Yorkshire is the only place in the UK with more “million pound streets” than a year ago, as the drooping housing market takes its toll.

Pic: Mike Cowling
Pic: Mike Cowling

Across the UK, the number of streets where the value of homes averages more than a million are falling, while Yorkshire added four more, suggesting the region is more resilient to falling prices than the rest of the country.

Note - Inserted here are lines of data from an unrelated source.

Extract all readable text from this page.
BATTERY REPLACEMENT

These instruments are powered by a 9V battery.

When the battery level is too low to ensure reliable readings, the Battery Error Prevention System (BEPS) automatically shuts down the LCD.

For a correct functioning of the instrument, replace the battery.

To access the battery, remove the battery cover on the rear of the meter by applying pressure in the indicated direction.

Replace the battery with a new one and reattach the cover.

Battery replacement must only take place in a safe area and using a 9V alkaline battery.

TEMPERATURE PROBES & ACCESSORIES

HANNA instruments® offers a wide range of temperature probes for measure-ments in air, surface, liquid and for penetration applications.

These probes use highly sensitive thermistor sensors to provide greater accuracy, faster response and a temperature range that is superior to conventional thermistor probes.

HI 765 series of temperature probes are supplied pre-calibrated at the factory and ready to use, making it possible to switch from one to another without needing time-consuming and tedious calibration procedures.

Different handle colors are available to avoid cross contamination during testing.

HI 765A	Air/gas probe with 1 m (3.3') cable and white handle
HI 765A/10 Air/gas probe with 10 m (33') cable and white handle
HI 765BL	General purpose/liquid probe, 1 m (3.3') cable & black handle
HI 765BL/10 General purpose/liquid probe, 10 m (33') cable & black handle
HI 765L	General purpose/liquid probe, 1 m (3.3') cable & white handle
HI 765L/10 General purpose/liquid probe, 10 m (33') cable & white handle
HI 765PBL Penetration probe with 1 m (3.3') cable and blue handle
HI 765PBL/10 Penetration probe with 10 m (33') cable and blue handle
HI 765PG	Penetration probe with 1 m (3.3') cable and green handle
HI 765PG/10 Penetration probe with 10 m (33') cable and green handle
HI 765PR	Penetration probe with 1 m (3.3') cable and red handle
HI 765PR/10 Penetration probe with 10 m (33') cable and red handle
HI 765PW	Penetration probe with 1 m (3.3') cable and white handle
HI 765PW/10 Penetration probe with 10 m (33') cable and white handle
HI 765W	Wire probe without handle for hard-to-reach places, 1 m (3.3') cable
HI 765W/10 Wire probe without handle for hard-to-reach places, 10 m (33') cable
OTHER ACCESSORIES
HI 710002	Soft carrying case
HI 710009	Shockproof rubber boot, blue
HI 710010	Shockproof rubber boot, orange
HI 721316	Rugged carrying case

This takes Yorkshire’s total to 165 million pound streets in West Yorkshire, North Yorkshire and the East Riding. South Yorkshire had none, with the most expensive street in the county, Whirlow Park Road, averaging £956,607, analysis by property listings site Zoopla found.

Pic: Mike Cowling

Some 15,484 streets across Britain now have an average property value of £1m or more, a drop of 1,800 over the past year.

Yorkshire’s most valuable street is Linton Lane, in Linton, near Collingham, where houses averaged £1,697,076.

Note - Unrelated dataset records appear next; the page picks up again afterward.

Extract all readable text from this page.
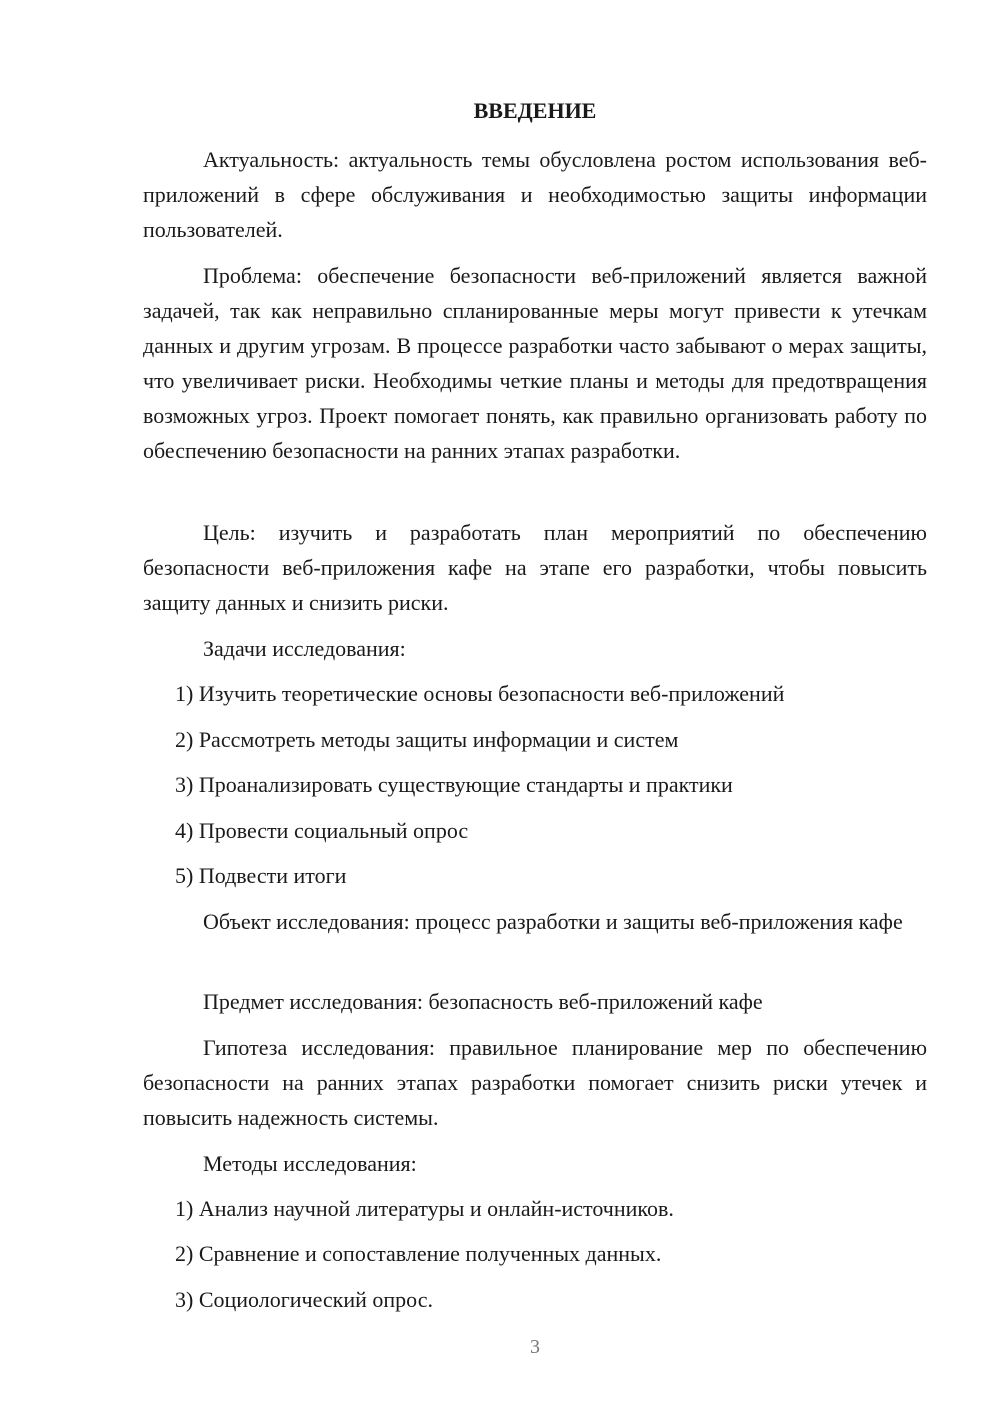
ВВЕДЕНИЕ

Актуальность: актуальность темы обусловлена ростом использования веб-приложений в сфере обслуживания и необходимостью защиты информации пользователей.

Проблема: обеспечение безопасности веб-приложений является важной задачей, так как неправильно спланированные меры могут привести к утечкам данных и другим угрозам. В процессе разработки часто забывают о мерах защиты, что увеличивает риски. Необходимы четкие планы и методы для предотвращения возможных угроз. Проект помогает понять, как правильно организовать работу по обеспечению безопасности на ранних этапах разработки.

Цель: изучить и разработать план мероприятий по обеспечению безопасности веб-приложения кафе на этапе его разработки, чтобы повысить защиту данных и снизить риски.

Задачи исследования:
1) Изучить теоретические основы безопасности веб-приложений
2) Рассмотреть методы защиты информации и систем
3) Проанализировать существующие стандарты и практики
4) Провести социальный опрос
5) Подвести итоги

Объект исследования: процесс разработки и защиты веб-приложения кафе

Предмет исследования: безопасность веб-приложений кафе

Гипотеза исследования: правильное планирование мер по обеспечению безопасности на ранних этапах разработки помогает снизить риски утечек и повысить надежность системы.

Методы исследования:
1) Анализ научной литературы и онлайн-источников.
2) Сравнение и сопоставление полученных данных.
3) Социологический опрос.
3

Keith Sunley, who has lived there for more than 20 years said the street was “very nice indeed”.

Mr Sunley and his family moved to Linton Lane for the spacious house but the area was one of the reasons they have stayed.

Pic: Mike Cowling

“It’s very close to the village hall, where there are lots of activities,” he said.

Neighbour Sheila Hodkinson added: “It’s brilliant here. I love it - so quiet and peaceful.”

Houses on the street have added more than a million pounds to their value over the last two decades.

Despite being the priciest in Yorkshire, homes there have lost nearly 3 per cent of their value in the last year - equivalent to £50,247.

The next two most expensive streets were both in LS17 - Manor House Lane in Alwoodley where houses are worth £1,503,949 on average, and Roundhay Park Lane in Shadwell, averaging £1,483,456.

In North Yorkshire, Fulwith Mill Lane, Harrogate, was the top of the property rich list averaging £1,481,823, while in the East Riding, it was The Park in North Ferriby at £1,286,282.

The bulk of the losses have been in London and the South East, which are home to the majority of million pound streets - but are also areas where house prices have been generally falling recently.

Office for National Statistics (ONS) and Land Registry figures showed last week that house prices fell annually by per cent in the South East and by 1.4 per cent in London in July.

Meanwhile, in Yorkshire and the Humber, property prices rose 3.2 per cent.

Zoopla said that Britain's most expensive street - Kensington Palace Gardens in London - has also seen the average house price dip by nearly £2.8 million over the last year.

The average house price in Kensington Palace Gardens is now £32,870,284.

Laura Howard, consumer expert at Zoopla, said: “It’s no surprise that it’s the capital that plays host to the UK’s most expensive streets - but, even to the super-rich, the wealth that can be found among them is mind-blowing.

“Outside London, it’s exclusive pockets of the well-heeled home counties, such as Kent, Surrey and Hertfordshire that boast the priciest streets. And, being one step removed from London’s cooling market, some property values are even higher than last year, such as Montrose Garden in Leatherhead.

“Even the broader picture of towns which have the highest concentration of £1m streets (on which the average property price stands at £1m or more) shows a strong southern bias, with 19 of the top 20 all located in southern England, the exception being Manchester’s Altringcham.

“Ultimately, our Rich List is a fascinating insight not into how the ‘other half’ lives, but into how the other ‘one per cent’ lives.”